Dengan animo peserta yang terus meningkat, menurut Mona Surya, penyelenggaraan tahun ini optimis dapat menarik lebih dari 1.500 peserta yang terdiri dari pelaku usaha, pembuat kebijakan, analis, dan investor dari berbagai belahan dunia.

IPOC 2025 bukan hanya sebuah konferensi, melainkan sebuah investasi strategis untuk memahami masa depan dan merajut kemitraan dalam menghadapi kompleksitas industri minyak sawit global.

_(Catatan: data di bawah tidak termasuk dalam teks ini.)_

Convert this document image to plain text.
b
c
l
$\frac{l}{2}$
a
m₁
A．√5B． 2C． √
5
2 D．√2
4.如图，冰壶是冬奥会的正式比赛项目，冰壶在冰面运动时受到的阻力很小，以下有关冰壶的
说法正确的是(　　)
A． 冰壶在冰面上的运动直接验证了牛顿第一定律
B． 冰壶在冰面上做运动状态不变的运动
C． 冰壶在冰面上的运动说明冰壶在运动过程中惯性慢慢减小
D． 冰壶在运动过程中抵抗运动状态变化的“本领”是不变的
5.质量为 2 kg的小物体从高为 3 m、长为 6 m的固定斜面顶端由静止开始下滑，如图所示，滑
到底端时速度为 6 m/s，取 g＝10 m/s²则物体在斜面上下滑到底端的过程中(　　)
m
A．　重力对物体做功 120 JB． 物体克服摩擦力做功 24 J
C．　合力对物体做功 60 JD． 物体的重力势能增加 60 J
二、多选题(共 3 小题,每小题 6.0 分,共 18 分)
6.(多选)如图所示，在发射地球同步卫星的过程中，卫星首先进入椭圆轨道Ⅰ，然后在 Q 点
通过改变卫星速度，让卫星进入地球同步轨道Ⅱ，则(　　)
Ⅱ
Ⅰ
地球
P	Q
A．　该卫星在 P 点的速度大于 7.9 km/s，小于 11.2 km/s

Download WordPress Themes Free
Download WordPress Themes Free
Download Best WordPress Themes Free Download
Download Nulled WordPress Themes
download udemy paid course for free
download intex firmware
Download Best WordPress Themes Free Download
free online course
Tags: cobisnis.comGabungan Pengusaha Kelapa Sawit IndonesiaGAPKIIPOC 2025Sawit

Related Posts

Piala Dunia 2026 Hadirkan Laga yang Tak Ingin Dimenangkan Kedua Tim

Volkswagen Pangkas 100.000 Pekerjaan Lewat Restrukturisasi Global

by Zahra Zahwa
June 28, 2026
0

JAKARTA, Cobisnis.com – Volkswagen dilaporkan berencana memangkas hingga 100.000 pekerjaan dalam beberapa tahun ke depan. Jumlah itu setara sekitar 15...

Perang Kartel Narkoba Australia Merambah Vietnam, Penembakan Tewaskan Anggota Geng

Perang Kartel Narkoba Australia Merambah Vietnam, Penembakan Tewaskan Anggota Geng

by Zahra Zahwa
June 28, 2026
0

JAKARTA, Cobisnis.com – Penembakan di Ho Chi Minh City, Vietnam, diduga terkait konflik antarkelompok narkoba yang memperebutkan pasar kokain bernilai...

Piala Dunia 2026 Hadirkan Laga yang Tak Ingin Dimenangkan Kedua Tim

Aleksandar Vucic Siap Mundur di Tengah Aksi Mahasiswa Serbia

by Zahra Zahwa
June 28, 2026
0

JAKARTA, Cobisnis.com – Presiden Serbia, Aleksandar Vucic, mengumumkan akan mengundurkan diri dalam beberapa pekan ke depan. Selain itu, Serbia akan...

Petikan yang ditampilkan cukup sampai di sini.